I thought it was a Low out-take. I got confused reading http://www.teenagewildlife.com/Albums/L/Title.html "All Saints (3:35) Previously unreleased track recorded 1976-79 Bowie, Eno: instruments" and conflating the song and the album of the same name.
So I've just checked my "All Saints" CD and it is indeed only credited to Bowie (and discogs agrees)
Last edited by jmtd; 06-19-2013 at 05:39 AM. Reason: conflated 'all saints' and 'crystal japan' AGAIN
Another Reznor/Eno intersection: Eno produced "How to Dismantle an Atomic Bomb", "Vertigo" was a single from that album and Reznor remixed it.
Eno/Karl Hyde (Underworld) collaborative album out May
http://warp.net/records/enohyde/someday-world-out-may
Brian Eno won me over with the records he produced for Bowie: Low, "Heroes", Lodger, Outside, etc.
And I feel like an idiot for never checking his stuff out afterwards.
ANOTHER Eno/Hyde album due in July, "High Life"
Preorder gets you one track now which I think you can stream elsewhere, DBF
Vinyl and CD releases have one unique track each
Seems the focus for this release is less poppy, with (much) longer track lengths.

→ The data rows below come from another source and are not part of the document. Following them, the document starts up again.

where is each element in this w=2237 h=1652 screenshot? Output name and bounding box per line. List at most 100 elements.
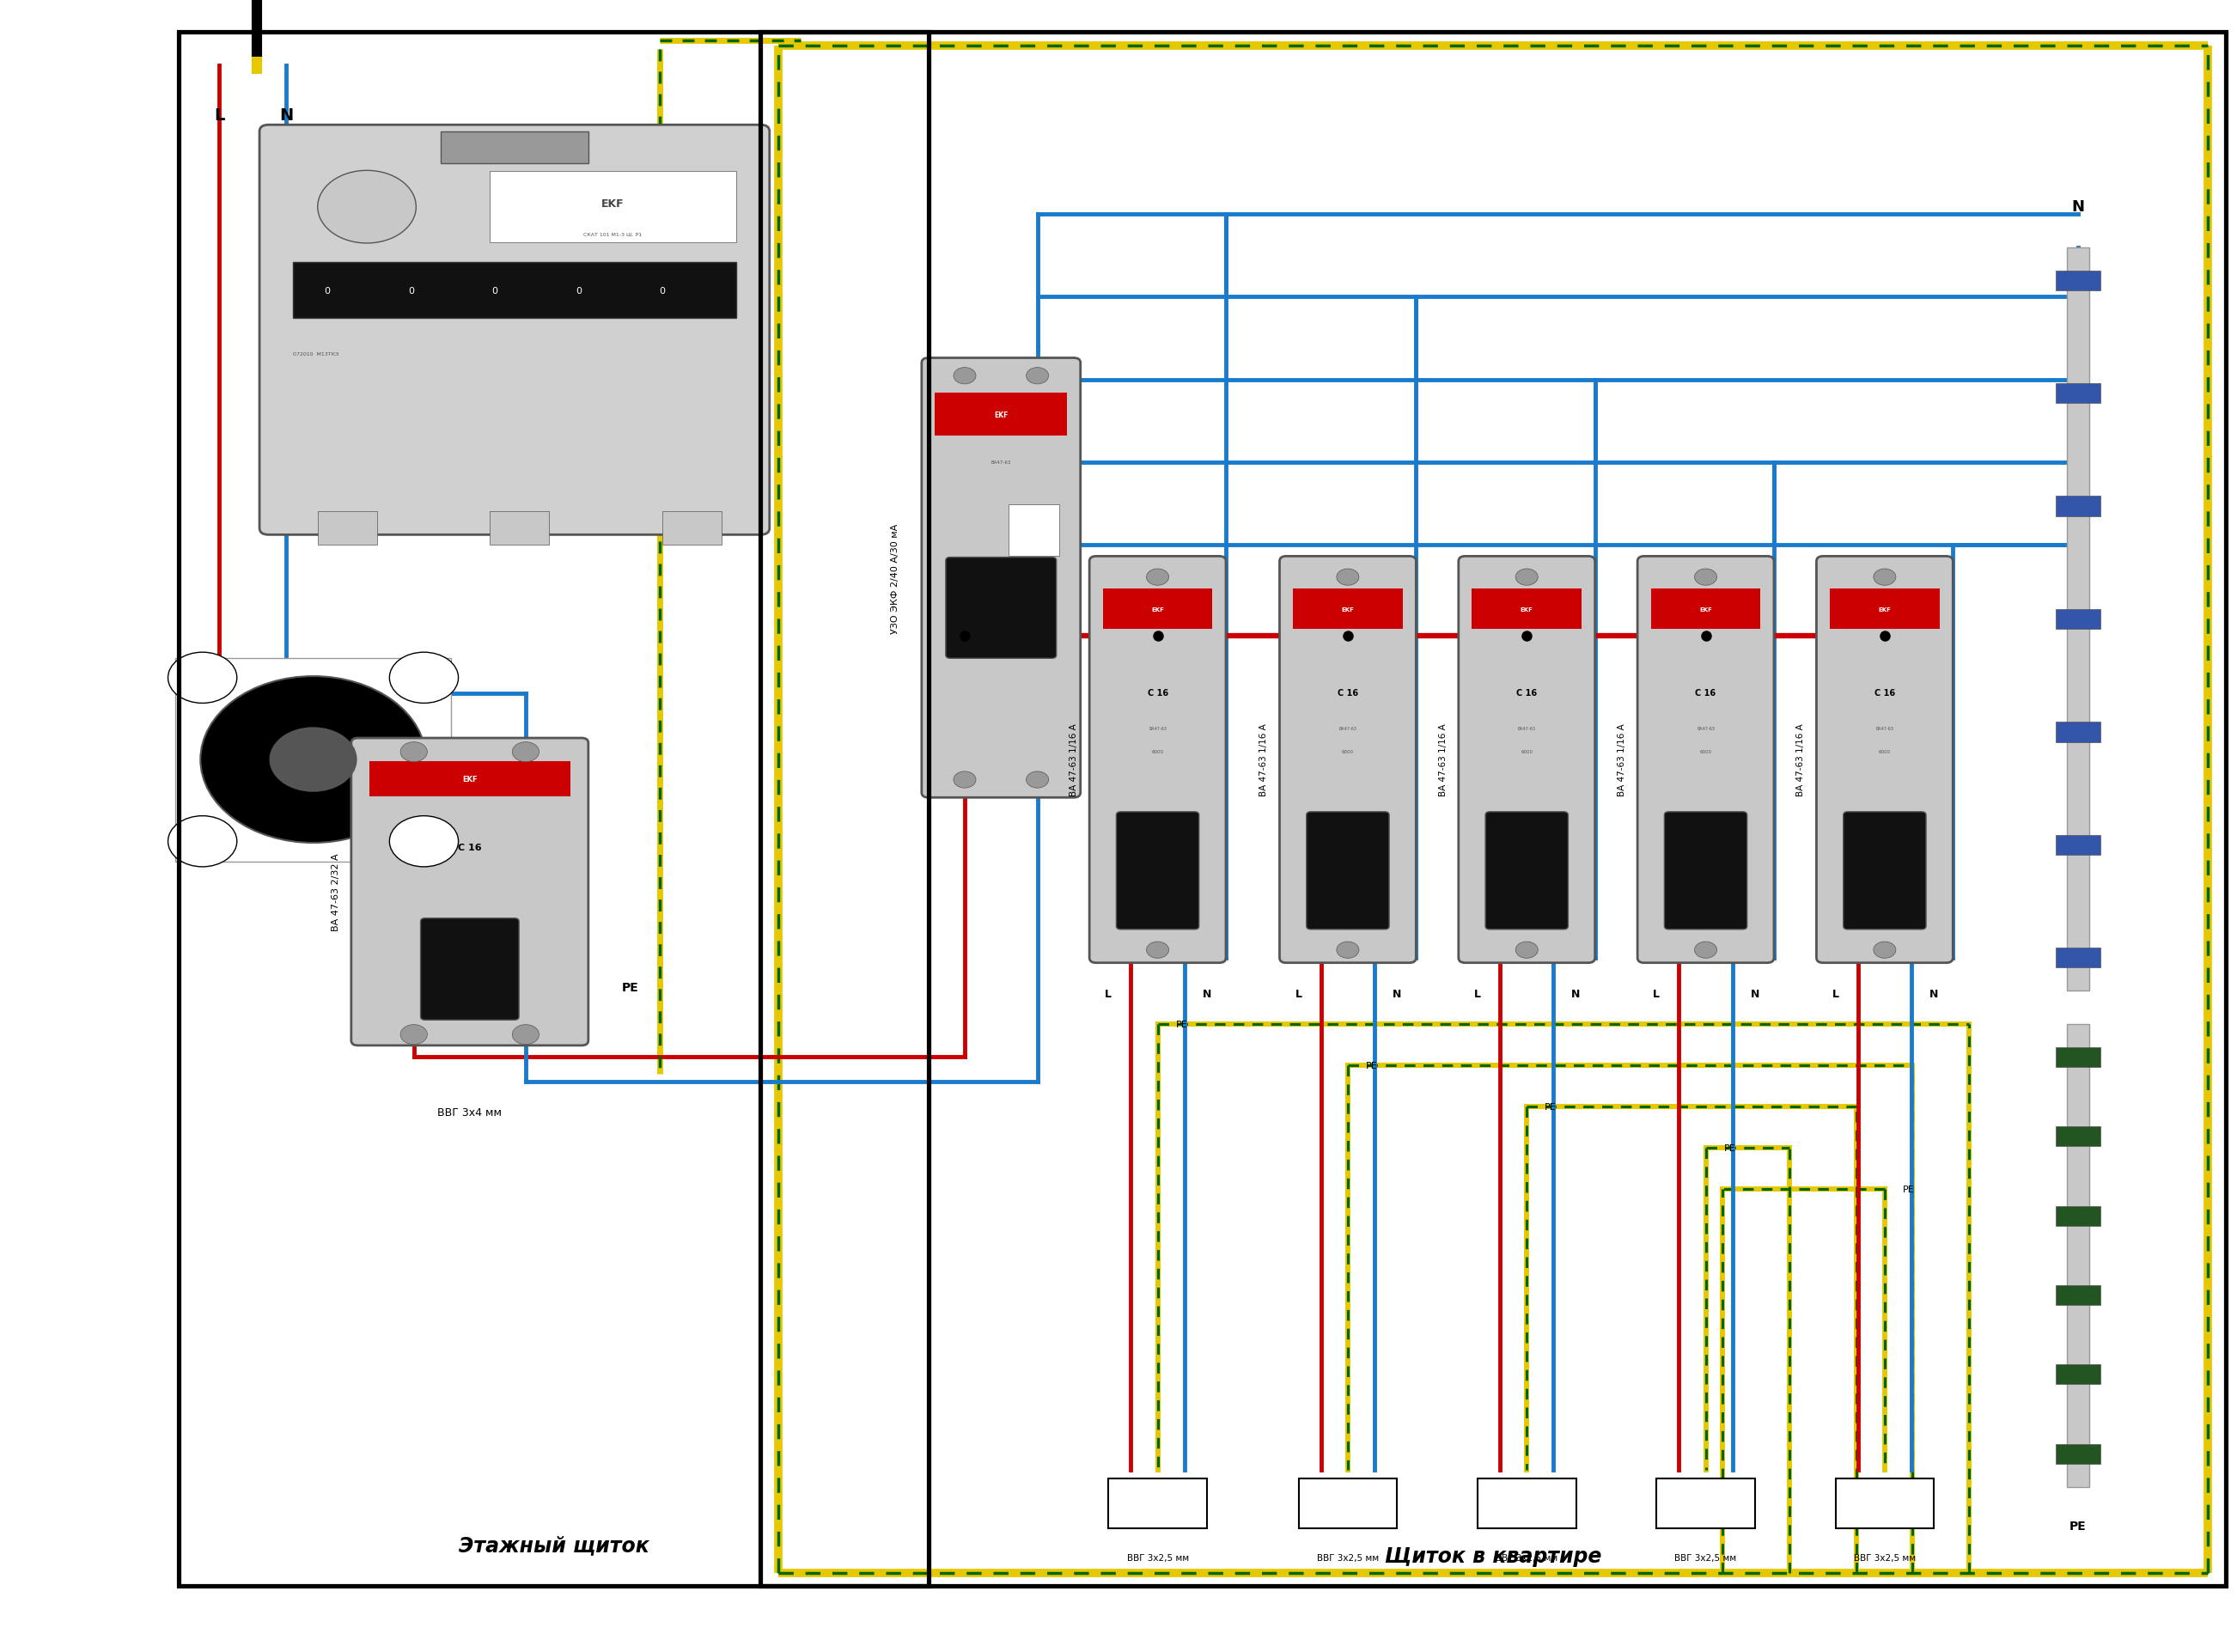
Text: EKF: EKF (1521, 606, 1532, 611)
Text: ВВГ 3х2,5 мм: ВВГ 3х2,5 мм (1854, 1553, 1915, 1561)
Text: C 16: C 16 (459, 843, 481, 852)
Bar (174, 657, 452, 862)
Bar (293, 263, 736, 319)
Text: EKF: EKF (463, 775, 476, 783)
FancyBboxPatch shape (1306, 813, 1389, 930)
Text: ВА 47-63 1/16 А: ВА 47-63 1/16 А (1069, 724, 1078, 796)
Text: ВА47-63: ВА47-63 (1875, 727, 1895, 730)
Text: ВА 47-63 1/16 А: ВА 47-63 1/16 А (1617, 724, 1626, 796)
Text: PE: PE (1901, 1184, 1915, 1194)
Text: 6000: 6000 (1521, 750, 1532, 753)
Text: EKF: EKF (1879, 606, 1890, 611)
Circle shape (1027, 771, 1049, 788)
Bar (2056, 836, 2101, 856)
Circle shape (1027, 368, 1049, 385)
Circle shape (1145, 942, 1168, 958)
Circle shape (1335, 942, 1358, 958)
Text: ВА 47-63 2/32 А: ВА 47-63 2/32 А (331, 852, 340, 932)
Text: EKF: EKF (1342, 606, 1353, 611)
Bar (2056, 610, 2101, 629)
Text: PE: PE (1722, 1143, 1736, 1153)
Text: 0: 0 (660, 286, 664, 296)
Circle shape (1872, 942, 1895, 958)
Text: ВА 47-63 1/16 А: ВА 47-63 1/16 А (1438, 724, 1447, 796)
Text: ВА47-63: ВА47-63 (991, 461, 1011, 464)
Text: 6000: 6000 (1342, 750, 1353, 753)
Circle shape (1145, 570, 1168, 586)
FancyBboxPatch shape (1485, 813, 1568, 930)
FancyBboxPatch shape (421, 919, 519, 1021)
Bar (2056, 1365, 2101, 1384)
Circle shape (201, 677, 425, 843)
FancyBboxPatch shape (1459, 557, 1595, 963)
Bar (2067, 248, 2089, 991)
Bar (318, 512, 376, 545)
FancyBboxPatch shape (1816, 557, 1953, 963)
Bar (761, 33, 2226, 1586)
Text: ВА 47-63 1/16 А: ВА 47-63 1/16 А (1796, 724, 1805, 796)
Text: ВА 47-63 1/16 А: ВА 47-63 1/16 А (1259, 724, 1268, 796)
Text: Этажный щиток: Этажный щиток (459, 1535, 649, 1555)
Text: EKF: EKF (1700, 606, 1711, 611)
FancyBboxPatch shape (1089, 557, 1226, 963)
Bar (935, 393, 1067, 436)
Text: L: L (1832, 988, 1839, 999)
Bar (662, 512, 720, 545)
Text: ВА47-63: ВА47-63 (1517, 727, 1537, 730)
Bar (490, 512, 548, 545)
Text: C 16: C 16 (1148, 689, 1168, 697)
Text: ВВГ 3х2,5 мм: ВВГ 3х2,5 мм (1497, 1553, 1557, 1561)
Bar (1297, 1479, 1396, 1528)
Text: N: N (2071, 200, 2085, 215)
Bar (2056, 1206, 2101, 1226)
Text: ВВГ 3х2,5 мм: ВВГ 3х2,5 мм (1318, 1553, 1378, 1561)
Bar (1651, 590, 1761, 629)
Text: 6000: 6000 (1700, 750, 1711, 753)
FancyBboxPatch shape (1664, 813, 1747, 930)
Circle shape (953, 771, 975, 788)
Text: EKF: EKF (602, 198, 624, 210)
Text: EKF: EKF (993, 411, 1009, 420)
Circle shape (168, 816, 237, 867)
Text: ВВГ 3х2,5 мм: ВВГ 3х2,5 мм (1676, 1553, 1736, 1561)
Bar (2056, 271, 2101, 291)
Text: ВА47-63: ВА47-63 (1148, 727, 1168, 730)
Text: ВВГ 3х4 мм: ВВГ 3х4 мм (438, 1107, 501, 1118)
Bar (490, 172, 736, 243)
Bar (1830, 590, 1939, 629)
Bar (2056, 1127, 2101, 1146)
Bar (2056, 722, 2101, 742)
Text: PE: PE (1177, 1019, 1188, 1029)
Text: N: N (1931, 988, 1937, 999)
Text: 0: 0 (575, 286, 582, 296)
Text: Щиток в квартире: Щиток в квартире (1385, 1546, 1602, 1566)
Bar (369, 762, 570, 796)
FancyBboxPatch shape (1843, 813, 1926, 930)
Bar (1110, 1479, 1208, 1528)
Bar (2056, 1285, 2101, 1305)
Text: L: L (1653, 988, 1660, 999)
Circle shape (318, 172, 416, 244)
Text: N: N (1752, 988, 1758, 999)
Bar (179, 33, 928, 1586)
Circle shape (1696, 570, 1718, 586)
Text: N: N (280, 107, 293, 124)
Circle shape (1872, 570, 1895, 586)
Bar (2056, 1047, 2101, 1067)
Text: 6000: 6000 (1879, 750, 1890, 753)
Text: L: L (1295, 988, 1302, 999)
Text: 0: 0 (407, 286, 414, 296)
Bar (2056, 497, 2101, 517)
Text: УЗО ЭКФ 2/40 А/30 мА: УЗО ЭКФ 2/40 А/30 мА (890, 524, 899, 633)
Circle shape (400, 1024, 427, 1044)
Bar (2067, 1024, 2089, 1487)
FancyBboxPatch shape (1637, 557, 1774, 963)
Bar (1293, 590, 1403, 629)
Text: L: L (215, 107, 224, 124)
Text: N: N (1394, 988, 1400, 999)
Text: C 16: C 16 (1338, 689, 1358, 697)
Text: L: L (1474, 988, 1481, 999)
Circle shape (953, 368, 975, 385)
Circle shape (389, 816, 459, 867)
Bar (1834, 1479, 1933, 1528)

"DBF" is really good. Looking forward to more stuff in that vein. I wasn't too enthralled with Someday World. It was pleasant, but I was expecting something more transcendent from a collaboration between 2 of my long-time favourite artists.
Yeah it didn't blow me away either. Looking forward to listening to DBF (posted it but hadn't listened yet!)
Looks great. I've sent in a Q to find out whether the download cards in the vinyls get you the second CD contents too. Suspect not though.
Too bad none of this stuff is in 5.1. I'd love a surround mix of Thursday Afternoon.
Anyone heard this? Interesting idea, that generative version.
http://www.synthtopia.com/content/20...es-on-forever/
Just came to post this. Reminds me of a Greg Egan novel (Quarantine probably) 30 quid though!
Edit: I wonder if the LP version (which is two records) has differences to the digital version around the transitions?
Last edited by jmtd; 01-03-2017 at 12:25 PM.
I have been into The Ship lately found an article about it.....
http://www.theverge.com/2016/4/29/11535672/brian-eno-the-ship-review-jean-michel-blais-kaitlyn-aurelia-smith
I've been interested in how this is. I have the 'Bloom' app he developed for iOS that does similar stuff. Got some use out of that for a bit, then forgot about it.
$39.99 is pretty steep--I see the price has now gone down in the US Apple Store to $30.00. Tempted to check it out. I thought the Reflection release he put out was just fine.
This is interesting I'm curious about this myself.
A couple of weeks until this drops
https://www.superdeluxeedition.com/n...installations/
OK it's out, I've been (erm) evaluating it, and I like it. A lot. So I want to drop for it. £55 for the CD box sounds reasonable price-wise. But, hm. I really think the Vinyl edition is significantly nicer. I'm trying to buy less vinyl these days because a lot of it I never play, or play rarely; but I can see myself spinning these. And the larger format booklet should let the art it demonstrates shine. But 3x the price is hard to swallow. I'm totally stuck on deciding...
Apollo is one of the best albums of all time. Still digesting the new disc of material, it's nowhere near as memorable as the main disc, but it's still a great add on the experience of it.